The president spent Wednesday in South Africa, a country about twice the size of Texas, that the United States views as a model of stability on the continent.
Botswana, too, is rich and diamonds and has a stable government. Its status as a model of democracy and economic strength in Africa is one of the reasons it was chosen by the White House to be one of Mr. Bush's stops — and earned Mr. Bush's praise at lunch.
"Botswana is known for the strength of your democracy and for the vigor of your economy," he said.
But the country is facing a potential AIDS disaster.
Fourteen countries in Africa and the Caribbean account for nearly half of the world's HIV infections, but Botswana is especially hard-hit. More than 38 percent of its adult population is infected with HIV. The life expectancy is 39.9 years for its citizens ages 15-49.

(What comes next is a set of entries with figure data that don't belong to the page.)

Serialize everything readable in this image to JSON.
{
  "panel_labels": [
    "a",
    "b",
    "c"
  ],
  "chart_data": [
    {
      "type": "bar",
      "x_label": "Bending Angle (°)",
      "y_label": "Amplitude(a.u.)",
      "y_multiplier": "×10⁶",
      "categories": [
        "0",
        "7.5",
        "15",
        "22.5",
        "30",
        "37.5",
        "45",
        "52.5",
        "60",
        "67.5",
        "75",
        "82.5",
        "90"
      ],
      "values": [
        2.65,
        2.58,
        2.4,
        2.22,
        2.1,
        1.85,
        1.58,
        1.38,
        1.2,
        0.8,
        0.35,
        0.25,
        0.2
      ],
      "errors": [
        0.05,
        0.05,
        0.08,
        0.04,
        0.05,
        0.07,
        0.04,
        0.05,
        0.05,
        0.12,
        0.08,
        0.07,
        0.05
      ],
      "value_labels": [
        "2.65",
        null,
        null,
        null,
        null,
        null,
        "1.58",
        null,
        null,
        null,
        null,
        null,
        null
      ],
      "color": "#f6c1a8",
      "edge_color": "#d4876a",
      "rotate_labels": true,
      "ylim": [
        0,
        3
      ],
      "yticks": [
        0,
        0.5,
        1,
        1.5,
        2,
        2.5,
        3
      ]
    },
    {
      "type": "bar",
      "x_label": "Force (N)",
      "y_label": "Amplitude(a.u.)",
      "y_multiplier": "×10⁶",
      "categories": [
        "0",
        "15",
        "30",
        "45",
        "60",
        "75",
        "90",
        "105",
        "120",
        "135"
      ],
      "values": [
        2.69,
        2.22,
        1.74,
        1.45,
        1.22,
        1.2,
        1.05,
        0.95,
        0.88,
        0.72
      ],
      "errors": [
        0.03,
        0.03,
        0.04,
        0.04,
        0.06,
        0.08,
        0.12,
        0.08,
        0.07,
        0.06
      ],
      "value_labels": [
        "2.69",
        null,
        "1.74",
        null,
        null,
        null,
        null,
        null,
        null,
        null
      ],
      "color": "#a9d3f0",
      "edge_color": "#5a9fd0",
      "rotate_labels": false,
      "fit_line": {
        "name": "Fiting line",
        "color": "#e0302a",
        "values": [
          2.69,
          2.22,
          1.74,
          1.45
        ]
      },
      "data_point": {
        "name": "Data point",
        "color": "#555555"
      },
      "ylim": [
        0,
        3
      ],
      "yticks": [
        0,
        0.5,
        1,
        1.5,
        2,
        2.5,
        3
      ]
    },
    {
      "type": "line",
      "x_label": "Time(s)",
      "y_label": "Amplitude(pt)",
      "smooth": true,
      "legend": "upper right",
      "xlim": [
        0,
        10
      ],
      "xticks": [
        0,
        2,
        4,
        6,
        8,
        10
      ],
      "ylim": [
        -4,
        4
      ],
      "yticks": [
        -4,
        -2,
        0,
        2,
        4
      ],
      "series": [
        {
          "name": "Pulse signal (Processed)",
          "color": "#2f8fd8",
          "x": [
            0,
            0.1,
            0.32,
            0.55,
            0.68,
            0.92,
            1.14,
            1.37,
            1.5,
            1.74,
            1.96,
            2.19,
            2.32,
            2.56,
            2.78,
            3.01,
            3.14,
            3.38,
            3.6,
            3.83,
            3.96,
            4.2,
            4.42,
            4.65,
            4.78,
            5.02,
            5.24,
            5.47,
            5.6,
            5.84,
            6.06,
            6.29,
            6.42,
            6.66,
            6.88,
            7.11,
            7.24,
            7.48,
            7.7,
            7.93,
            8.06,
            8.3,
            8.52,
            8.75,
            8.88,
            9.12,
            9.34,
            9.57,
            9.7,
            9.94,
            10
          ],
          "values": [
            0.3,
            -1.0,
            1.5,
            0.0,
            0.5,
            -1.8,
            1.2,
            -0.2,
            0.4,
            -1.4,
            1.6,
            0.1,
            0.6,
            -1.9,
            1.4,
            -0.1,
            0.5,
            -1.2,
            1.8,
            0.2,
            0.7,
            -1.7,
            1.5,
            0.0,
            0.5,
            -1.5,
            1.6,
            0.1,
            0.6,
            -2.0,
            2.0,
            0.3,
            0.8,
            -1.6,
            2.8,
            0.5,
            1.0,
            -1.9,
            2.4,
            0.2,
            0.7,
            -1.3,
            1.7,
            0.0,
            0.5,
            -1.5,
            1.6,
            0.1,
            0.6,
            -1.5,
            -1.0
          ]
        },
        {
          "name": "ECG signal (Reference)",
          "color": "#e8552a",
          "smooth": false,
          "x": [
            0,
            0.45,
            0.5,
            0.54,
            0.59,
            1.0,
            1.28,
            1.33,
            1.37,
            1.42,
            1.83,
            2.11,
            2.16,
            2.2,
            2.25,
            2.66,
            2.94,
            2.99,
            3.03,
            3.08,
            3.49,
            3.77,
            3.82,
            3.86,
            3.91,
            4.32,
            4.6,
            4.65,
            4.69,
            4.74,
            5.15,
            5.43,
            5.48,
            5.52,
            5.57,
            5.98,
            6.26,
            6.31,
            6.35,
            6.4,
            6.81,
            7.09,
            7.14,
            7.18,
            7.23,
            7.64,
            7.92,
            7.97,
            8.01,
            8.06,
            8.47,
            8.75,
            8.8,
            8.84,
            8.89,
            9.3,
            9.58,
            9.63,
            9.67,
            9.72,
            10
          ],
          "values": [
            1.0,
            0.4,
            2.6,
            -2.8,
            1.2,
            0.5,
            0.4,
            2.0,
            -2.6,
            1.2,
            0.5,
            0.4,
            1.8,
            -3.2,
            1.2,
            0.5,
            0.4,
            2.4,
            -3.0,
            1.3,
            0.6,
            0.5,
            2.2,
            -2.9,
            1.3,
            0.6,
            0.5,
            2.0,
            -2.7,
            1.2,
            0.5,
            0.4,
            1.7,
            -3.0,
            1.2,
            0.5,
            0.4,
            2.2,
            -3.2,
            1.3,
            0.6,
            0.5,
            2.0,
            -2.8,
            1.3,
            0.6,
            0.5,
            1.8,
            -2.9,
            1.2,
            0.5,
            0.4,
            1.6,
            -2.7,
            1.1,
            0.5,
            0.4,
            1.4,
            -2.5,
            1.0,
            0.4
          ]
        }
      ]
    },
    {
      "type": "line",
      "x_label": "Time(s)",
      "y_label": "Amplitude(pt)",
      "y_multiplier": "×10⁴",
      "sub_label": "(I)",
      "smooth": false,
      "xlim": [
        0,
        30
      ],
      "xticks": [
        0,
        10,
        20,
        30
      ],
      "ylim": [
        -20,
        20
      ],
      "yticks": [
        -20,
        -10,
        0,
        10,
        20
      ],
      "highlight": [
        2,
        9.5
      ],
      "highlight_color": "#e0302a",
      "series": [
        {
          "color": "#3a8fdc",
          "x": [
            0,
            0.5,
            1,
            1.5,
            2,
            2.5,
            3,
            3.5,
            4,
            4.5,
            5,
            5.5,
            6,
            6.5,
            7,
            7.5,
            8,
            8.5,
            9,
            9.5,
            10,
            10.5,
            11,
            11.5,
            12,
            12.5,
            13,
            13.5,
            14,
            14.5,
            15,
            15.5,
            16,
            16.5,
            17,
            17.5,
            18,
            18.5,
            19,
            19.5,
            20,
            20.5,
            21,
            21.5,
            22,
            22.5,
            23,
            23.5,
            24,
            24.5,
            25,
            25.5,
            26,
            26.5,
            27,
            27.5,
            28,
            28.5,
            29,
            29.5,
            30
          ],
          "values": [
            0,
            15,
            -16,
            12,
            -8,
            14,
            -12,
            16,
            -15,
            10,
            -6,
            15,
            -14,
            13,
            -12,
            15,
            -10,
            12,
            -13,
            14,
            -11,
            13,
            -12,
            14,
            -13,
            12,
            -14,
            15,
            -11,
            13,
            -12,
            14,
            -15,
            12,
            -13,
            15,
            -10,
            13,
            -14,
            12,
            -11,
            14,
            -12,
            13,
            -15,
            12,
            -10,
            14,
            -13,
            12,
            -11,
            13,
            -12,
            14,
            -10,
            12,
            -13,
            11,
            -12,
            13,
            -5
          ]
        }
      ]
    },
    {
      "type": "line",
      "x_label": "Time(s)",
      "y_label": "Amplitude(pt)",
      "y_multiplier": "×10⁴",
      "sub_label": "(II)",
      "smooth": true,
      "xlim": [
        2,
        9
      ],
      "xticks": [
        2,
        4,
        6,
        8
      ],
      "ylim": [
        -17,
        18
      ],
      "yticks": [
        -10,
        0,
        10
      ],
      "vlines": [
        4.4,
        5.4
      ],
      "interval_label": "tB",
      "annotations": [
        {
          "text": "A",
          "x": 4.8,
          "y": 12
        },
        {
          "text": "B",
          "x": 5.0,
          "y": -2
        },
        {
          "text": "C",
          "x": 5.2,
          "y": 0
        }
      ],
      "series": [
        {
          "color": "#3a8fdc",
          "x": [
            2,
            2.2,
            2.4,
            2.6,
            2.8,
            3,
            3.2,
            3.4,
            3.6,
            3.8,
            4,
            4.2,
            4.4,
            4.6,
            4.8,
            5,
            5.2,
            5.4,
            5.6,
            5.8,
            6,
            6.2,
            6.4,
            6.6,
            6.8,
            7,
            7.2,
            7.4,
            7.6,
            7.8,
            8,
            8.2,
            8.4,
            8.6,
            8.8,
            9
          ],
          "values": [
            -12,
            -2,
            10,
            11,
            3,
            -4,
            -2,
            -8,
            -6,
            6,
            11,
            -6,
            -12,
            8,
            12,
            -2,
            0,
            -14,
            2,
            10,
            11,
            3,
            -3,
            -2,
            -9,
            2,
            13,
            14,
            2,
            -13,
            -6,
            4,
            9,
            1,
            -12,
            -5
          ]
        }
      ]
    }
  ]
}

Mogae has adopted Africa's most aggressive response to the disease, including a promise to provide AIDS medicines free of charge to all who need them. That program is funded in part by the Bill and Melinda Gates Foundation.
The United States is jointly sponsoring 16 HIV testing centers, donating money to improve health care and helping fund AIDS awareness campaigns, including a serialized radio drama dealing with AIDS-related issues.
Mogae says AIDS and the stigma it creates threatens Botswana's future.
"All gains are being reversed by HIV/AIDS," he told The Associated Press.
White House spokesman Ari Fleischer said Thursday that Botswana's AIDS infection rate has remained flat since 2001, despite the country's efforts to combat the disease.
Trade is another issue being promoted by Mr. Bush. In Gabarone, he toured exhibits at a trade hub created last year by the U.S. Agency for International Development.
A highlight of his day trip to Botswana was to be an hour-long tour of the Mokolodi Nature Reserve, created in 1994 on donated land to promote wildlife conservation and environmental education for the country's children.
Occupying about 20 square miles of land just outside Gaborone, the reserve provides a home free of predators for elephant orphans and endangered rhinos, as well as zebra, giraffes, warthogs and steenboks. Guests can pet two resident cheetahs raised from infancy at the park.
Mr. Bush opened his first presidential tour of sub-Saharan Africa in Senegal on Tuesday. Next up are stops in Uganda on Friday and Nigeria on Saturday. He returns to the White House late Saturday.
The trip is giving the president a close-up view of some of the continent's protracted crises, and he has been dogged by the question of whether to send U.S. peacekeepers to Liberia.
On Wednesday, the president remained noncommittal about whether to send U.S. soldiers, but pledged that he will not allow American forces to become stretched too thinly around the globe.
President Bush has invited U.N. Secretary-General Kofi Annan to the White House on Monday, along with the head of U.N. peacekeeping missions, a U.N. official in Washington said. Annan, of Ghana, has said in the past that he who would like to see the United States lead a multinational peacekeeping force in Liberia.
Mr. Bush also talked Wednesday about Sudan, where peace talks are to resume in July. Civil war broke out there in 1983, and a cease-fire was extended last month. Former Sen. John Danforth was returning to the region in an effort to help end the war, the president said.